Image shows an alzheimer's brain slice.
This work is part of the Harvard Aging Brain Study (HABS), an MGH-based effort to identify markers that predict who is likely to develop Alzheimer’s disease and when symptoms may appear. Image for illustrative purposes.

The analysis used baseline data from the first 280 participants enrolled in the Harvard Aging Brain Study (HABS). All participants were community-dwelling, cognitively normal men and women aged 62 to 90 and in generally good health. Enrollment assessments included medical history, physical examination, APOE genotyping, and PET imaging with Pittsburgh compound B (PiB) to visualize cortical amyloid plaque burden.
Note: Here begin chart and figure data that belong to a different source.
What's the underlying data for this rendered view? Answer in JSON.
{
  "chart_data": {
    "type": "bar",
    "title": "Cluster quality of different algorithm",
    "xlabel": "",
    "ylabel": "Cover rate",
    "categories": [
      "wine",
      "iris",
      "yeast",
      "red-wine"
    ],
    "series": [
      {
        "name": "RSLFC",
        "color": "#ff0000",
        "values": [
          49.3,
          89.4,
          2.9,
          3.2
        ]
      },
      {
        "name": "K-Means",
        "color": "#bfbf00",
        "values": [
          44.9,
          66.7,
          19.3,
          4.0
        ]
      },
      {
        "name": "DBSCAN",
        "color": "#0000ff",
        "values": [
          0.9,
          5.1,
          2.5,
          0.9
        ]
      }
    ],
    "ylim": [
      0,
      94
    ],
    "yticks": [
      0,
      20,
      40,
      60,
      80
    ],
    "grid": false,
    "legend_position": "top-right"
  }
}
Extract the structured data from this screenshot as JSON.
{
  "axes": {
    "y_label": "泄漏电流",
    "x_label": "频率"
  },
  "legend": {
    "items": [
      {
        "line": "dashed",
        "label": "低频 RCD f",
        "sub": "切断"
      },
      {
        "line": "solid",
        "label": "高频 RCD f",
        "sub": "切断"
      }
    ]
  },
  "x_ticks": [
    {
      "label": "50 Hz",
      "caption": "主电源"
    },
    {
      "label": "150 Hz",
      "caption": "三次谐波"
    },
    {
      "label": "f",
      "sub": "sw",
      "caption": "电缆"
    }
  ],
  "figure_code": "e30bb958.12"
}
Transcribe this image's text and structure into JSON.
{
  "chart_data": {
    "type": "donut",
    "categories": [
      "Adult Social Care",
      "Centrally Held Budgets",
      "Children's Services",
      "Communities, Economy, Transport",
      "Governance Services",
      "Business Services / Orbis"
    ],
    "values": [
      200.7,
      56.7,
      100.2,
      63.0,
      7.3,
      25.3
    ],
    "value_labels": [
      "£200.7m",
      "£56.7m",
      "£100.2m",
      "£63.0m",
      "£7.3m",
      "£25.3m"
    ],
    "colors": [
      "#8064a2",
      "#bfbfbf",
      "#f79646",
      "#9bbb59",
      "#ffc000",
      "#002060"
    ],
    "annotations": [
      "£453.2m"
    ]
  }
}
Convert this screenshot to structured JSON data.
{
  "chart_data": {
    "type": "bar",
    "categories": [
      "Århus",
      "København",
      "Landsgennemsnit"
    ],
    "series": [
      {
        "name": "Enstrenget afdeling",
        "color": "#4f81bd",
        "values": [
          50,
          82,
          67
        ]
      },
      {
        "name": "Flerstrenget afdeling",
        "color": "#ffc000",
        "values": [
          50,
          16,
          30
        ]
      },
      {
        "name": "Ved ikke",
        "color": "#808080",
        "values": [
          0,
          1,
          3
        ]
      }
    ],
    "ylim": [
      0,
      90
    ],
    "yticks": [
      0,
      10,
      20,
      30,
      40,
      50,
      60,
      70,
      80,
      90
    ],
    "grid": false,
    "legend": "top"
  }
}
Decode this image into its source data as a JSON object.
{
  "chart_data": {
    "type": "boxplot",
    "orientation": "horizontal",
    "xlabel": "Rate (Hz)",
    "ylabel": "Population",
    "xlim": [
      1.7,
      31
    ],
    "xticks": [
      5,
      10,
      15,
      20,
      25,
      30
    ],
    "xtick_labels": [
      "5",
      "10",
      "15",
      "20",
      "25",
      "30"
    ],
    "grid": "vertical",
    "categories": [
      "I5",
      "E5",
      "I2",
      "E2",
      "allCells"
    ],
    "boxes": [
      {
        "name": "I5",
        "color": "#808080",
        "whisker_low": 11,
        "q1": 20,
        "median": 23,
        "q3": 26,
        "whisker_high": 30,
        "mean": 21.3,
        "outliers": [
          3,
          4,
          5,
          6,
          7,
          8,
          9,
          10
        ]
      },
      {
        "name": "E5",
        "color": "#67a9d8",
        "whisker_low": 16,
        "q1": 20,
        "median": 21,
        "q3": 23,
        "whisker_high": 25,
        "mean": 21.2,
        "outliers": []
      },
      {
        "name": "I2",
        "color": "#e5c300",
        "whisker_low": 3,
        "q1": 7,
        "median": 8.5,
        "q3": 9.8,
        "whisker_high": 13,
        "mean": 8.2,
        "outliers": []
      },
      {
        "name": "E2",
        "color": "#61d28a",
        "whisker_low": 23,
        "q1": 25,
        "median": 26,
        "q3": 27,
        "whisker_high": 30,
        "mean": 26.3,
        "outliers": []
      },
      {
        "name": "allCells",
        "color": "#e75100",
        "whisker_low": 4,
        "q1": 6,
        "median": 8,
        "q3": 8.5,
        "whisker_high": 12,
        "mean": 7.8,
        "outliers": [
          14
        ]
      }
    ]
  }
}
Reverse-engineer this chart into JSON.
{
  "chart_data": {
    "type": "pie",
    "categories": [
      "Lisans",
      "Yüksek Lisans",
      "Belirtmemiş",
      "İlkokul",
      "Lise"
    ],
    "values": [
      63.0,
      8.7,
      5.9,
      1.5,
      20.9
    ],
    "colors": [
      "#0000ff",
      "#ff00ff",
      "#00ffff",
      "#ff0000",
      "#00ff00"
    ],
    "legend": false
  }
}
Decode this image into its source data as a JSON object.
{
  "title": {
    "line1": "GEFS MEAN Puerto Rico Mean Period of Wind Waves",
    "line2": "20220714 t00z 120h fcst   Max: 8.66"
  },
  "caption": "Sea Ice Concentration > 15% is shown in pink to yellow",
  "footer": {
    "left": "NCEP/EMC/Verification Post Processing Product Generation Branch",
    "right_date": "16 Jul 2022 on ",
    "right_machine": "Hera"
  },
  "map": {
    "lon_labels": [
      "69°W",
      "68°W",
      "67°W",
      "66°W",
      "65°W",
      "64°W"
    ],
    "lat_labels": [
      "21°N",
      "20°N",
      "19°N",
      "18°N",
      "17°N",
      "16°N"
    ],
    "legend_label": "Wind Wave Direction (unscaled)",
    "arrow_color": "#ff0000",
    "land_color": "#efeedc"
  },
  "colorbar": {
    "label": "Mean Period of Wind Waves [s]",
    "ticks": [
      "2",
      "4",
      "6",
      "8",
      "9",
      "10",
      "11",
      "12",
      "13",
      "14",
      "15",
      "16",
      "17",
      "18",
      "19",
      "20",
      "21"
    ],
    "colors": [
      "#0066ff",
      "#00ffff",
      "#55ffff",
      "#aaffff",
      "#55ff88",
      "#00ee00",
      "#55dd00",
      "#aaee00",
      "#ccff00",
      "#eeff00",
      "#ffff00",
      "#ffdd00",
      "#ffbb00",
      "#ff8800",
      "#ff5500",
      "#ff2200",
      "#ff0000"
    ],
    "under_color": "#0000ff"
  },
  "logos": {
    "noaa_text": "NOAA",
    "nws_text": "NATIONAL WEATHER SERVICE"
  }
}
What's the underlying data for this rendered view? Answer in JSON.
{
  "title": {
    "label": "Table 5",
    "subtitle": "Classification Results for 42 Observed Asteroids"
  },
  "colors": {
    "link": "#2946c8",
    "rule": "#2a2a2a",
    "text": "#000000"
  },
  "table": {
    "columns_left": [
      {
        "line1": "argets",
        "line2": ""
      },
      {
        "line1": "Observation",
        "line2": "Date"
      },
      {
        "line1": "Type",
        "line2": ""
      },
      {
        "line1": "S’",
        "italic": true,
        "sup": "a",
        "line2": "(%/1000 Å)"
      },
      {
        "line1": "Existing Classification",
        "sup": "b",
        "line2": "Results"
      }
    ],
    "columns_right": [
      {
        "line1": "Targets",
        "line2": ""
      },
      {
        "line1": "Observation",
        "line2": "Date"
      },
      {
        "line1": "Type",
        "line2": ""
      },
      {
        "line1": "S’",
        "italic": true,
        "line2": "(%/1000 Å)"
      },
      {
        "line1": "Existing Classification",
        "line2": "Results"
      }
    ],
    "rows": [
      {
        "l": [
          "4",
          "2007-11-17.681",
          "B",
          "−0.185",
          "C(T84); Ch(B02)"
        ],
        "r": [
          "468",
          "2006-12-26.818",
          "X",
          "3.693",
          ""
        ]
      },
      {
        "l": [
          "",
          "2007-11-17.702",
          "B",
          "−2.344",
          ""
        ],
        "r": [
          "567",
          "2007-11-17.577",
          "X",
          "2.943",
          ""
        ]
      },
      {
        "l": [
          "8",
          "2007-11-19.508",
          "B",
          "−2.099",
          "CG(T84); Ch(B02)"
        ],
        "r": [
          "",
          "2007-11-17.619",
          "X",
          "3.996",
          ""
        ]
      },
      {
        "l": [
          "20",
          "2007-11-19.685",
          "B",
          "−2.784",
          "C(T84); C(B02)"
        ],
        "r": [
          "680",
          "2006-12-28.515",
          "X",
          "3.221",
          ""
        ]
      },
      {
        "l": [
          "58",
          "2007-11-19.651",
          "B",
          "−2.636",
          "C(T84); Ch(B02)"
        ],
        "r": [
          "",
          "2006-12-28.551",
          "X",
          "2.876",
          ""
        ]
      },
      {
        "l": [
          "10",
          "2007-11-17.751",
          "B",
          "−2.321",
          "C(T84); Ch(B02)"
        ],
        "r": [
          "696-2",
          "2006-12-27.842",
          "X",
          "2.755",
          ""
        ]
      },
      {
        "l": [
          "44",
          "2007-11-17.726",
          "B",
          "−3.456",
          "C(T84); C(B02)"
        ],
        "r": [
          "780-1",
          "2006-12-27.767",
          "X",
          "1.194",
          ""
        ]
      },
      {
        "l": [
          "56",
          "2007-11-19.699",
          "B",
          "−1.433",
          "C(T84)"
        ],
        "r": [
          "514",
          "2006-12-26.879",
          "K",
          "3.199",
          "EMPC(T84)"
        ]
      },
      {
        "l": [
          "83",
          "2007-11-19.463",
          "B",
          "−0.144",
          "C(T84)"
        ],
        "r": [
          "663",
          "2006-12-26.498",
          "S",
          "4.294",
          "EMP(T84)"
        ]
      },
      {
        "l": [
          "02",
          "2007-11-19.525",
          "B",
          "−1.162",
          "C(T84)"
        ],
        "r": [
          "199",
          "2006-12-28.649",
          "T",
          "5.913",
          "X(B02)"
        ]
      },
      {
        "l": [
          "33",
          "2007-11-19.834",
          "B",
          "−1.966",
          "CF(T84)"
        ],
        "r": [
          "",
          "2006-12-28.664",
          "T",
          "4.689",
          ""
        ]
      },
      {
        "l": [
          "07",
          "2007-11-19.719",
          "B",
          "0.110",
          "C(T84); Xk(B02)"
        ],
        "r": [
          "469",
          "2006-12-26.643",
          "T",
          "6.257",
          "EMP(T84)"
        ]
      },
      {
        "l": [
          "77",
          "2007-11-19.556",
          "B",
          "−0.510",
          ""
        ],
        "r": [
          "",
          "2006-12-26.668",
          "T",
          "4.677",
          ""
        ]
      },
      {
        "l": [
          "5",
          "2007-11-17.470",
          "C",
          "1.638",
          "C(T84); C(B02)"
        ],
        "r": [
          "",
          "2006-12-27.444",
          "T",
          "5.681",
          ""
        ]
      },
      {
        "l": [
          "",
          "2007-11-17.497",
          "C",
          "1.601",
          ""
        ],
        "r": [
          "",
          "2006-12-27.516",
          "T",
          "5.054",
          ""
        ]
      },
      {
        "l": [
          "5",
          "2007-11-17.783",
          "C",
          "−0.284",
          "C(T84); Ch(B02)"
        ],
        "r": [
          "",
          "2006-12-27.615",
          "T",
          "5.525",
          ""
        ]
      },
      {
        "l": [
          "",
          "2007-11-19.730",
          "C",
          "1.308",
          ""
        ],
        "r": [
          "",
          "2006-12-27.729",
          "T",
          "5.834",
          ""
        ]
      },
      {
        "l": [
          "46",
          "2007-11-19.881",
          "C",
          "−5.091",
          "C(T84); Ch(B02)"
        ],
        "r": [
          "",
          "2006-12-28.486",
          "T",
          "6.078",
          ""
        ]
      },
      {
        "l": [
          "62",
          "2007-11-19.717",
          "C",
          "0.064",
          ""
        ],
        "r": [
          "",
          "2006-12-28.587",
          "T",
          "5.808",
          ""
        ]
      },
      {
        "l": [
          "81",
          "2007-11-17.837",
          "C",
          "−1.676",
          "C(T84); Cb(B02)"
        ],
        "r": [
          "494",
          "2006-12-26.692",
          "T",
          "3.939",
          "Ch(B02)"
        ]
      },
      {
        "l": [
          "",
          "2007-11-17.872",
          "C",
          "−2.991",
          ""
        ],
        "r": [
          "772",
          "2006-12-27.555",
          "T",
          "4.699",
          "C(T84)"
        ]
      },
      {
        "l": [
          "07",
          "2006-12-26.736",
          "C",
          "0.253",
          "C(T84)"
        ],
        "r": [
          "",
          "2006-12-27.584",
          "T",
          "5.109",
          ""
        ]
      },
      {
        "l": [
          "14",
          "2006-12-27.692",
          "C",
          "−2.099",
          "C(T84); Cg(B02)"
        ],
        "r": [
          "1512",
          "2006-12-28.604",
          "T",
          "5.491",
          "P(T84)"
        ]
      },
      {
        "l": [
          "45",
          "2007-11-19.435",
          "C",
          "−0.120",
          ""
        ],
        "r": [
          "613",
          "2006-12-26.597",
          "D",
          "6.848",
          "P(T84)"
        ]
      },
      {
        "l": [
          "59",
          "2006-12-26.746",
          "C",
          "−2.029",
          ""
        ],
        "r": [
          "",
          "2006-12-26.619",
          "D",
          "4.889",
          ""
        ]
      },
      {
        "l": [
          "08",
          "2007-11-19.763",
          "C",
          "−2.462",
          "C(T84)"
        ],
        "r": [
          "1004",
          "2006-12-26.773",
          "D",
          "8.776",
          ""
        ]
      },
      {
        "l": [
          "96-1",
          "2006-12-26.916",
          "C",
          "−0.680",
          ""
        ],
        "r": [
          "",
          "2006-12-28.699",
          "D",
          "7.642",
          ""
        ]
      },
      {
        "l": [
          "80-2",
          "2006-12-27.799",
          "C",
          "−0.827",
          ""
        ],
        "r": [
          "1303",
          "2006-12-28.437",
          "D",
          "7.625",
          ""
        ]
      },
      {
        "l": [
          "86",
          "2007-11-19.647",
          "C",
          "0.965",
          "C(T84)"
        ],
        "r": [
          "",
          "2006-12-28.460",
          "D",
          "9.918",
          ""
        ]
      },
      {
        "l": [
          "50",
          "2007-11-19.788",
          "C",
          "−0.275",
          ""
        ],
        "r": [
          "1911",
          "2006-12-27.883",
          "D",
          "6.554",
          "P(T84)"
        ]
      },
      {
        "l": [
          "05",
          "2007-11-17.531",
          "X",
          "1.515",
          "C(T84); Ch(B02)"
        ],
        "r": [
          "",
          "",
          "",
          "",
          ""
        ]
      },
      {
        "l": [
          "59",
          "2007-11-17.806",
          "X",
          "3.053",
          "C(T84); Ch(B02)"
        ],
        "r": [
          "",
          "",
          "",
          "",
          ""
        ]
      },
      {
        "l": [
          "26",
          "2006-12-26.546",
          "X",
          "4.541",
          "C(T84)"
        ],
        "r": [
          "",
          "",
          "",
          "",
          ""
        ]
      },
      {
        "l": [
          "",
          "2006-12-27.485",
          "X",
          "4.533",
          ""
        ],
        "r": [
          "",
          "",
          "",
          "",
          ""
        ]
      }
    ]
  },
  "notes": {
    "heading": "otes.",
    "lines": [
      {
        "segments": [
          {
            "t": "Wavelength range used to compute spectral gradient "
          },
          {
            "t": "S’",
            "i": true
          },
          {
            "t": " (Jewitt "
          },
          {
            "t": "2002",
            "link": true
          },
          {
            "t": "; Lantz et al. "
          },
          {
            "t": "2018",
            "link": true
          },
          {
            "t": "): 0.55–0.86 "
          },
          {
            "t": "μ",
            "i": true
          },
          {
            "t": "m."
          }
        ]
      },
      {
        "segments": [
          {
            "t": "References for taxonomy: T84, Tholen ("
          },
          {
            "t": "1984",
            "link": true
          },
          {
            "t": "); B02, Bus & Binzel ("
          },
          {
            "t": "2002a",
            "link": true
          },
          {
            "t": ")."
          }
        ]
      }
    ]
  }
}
After adjusting for age, sex, education and APOE4 carrier status, the researchers found a statistically significant relationship between lower BMI and greater PiB retention, indicating higher amyloid burden. The effect was most apparent among participants with a normal BMI (the group with the lowest average BMI in the cohort). Secondary analyses showed that the association between lower BMI and higher amyloid was particularly pronounced in APOE4 carriers, and a significant interaction between BMI and APOE4 status suggested that genetic risk modifies the BMI–amyloid relationship.

One plausible explanation proposed by the authors is that low BMI late in life may be a marker for frailty—a clinical syndrome that includes unintentional weight loss, slowed movement, and loss of strength—and frailty has been linked to higher dementia risk. The team emphasizes that cross-sectional findings cannot establish causation. To better understand directionality and mechanism, HABS will follow participants over time to determine whether lower baseline BMI predicts cognitive decline or progression toward symptomatic Alzheimer’s, and whether changes in weight influence outcomes.

The study’s lead author is David C. Hsu, MD, formerly of MGH and BWH and now at Mercy Medical Group in Sacramento, California. Other co-authors include investigators from the Harvard Aging Brain Study and the Massachusetts Alzheimer’s Disease Research Center. Funding for this research came from NIH/NIA grants supporting HABS and related projects, as well as K- and P-series awards and institutional Alzheimer’s research center support.

About the study

Study design: Cross-sectional analysis of 280 cognitively normal older adults (ages 62–90) from the Harvard Aging Brain Study. Measures included BMI, medical history, APOE4 genotyping, and PiB-PET imaging for cortical amyloid.

Main findings: Lower BMI in late life was associated with higher cortical amyloid burden (greater PiB retention) after accounting for age, sex, education, and APOE4 status. The association was most evident in participants with normal BMI and in APOE4 carriers. A significant BMI×APOE4 interaction indicates genetic risk may amplify the relationship between low BMI and amyloid deposition.

Implications: These results add to evidence that weight loss or low body mass in older adults can be associated with biological markers of Alzheimer’s disease. Longitudinal follow-up is needed to determine whether lower BMI precedes cognitive decline and to explore mechanisms—such as frailty, metabolic changes, or other biological processes—that could link body composition and amyloid accumulation.

Funding and publication

This research was supported by the Harvard Aging Brain Study (NIH/NIA grants P01 AG036694, R01 AG037497, R01 AG046396), K23 AG033634, K24 AG035007, and the Massachusetts Alzheimer’s Disease Research Center (P50 AG005134). The full report, “Lower Late-Life Body-Mass Index is Associated with Higher Cortical Amyloid Burden in Clinically Normal Elderly,” was published online in the Journal of Alzheimer’s Disease (June 18, 2016).

For clinicians, researchers and older adults, these findings underscore the importance of monitoring weight and general health in late life as potential indicators of brain health. Ongoing HABS follow-up will help clarify whether interventions to maintain or increase BMI in late life influence amyloid accumulation or clinical outcomes.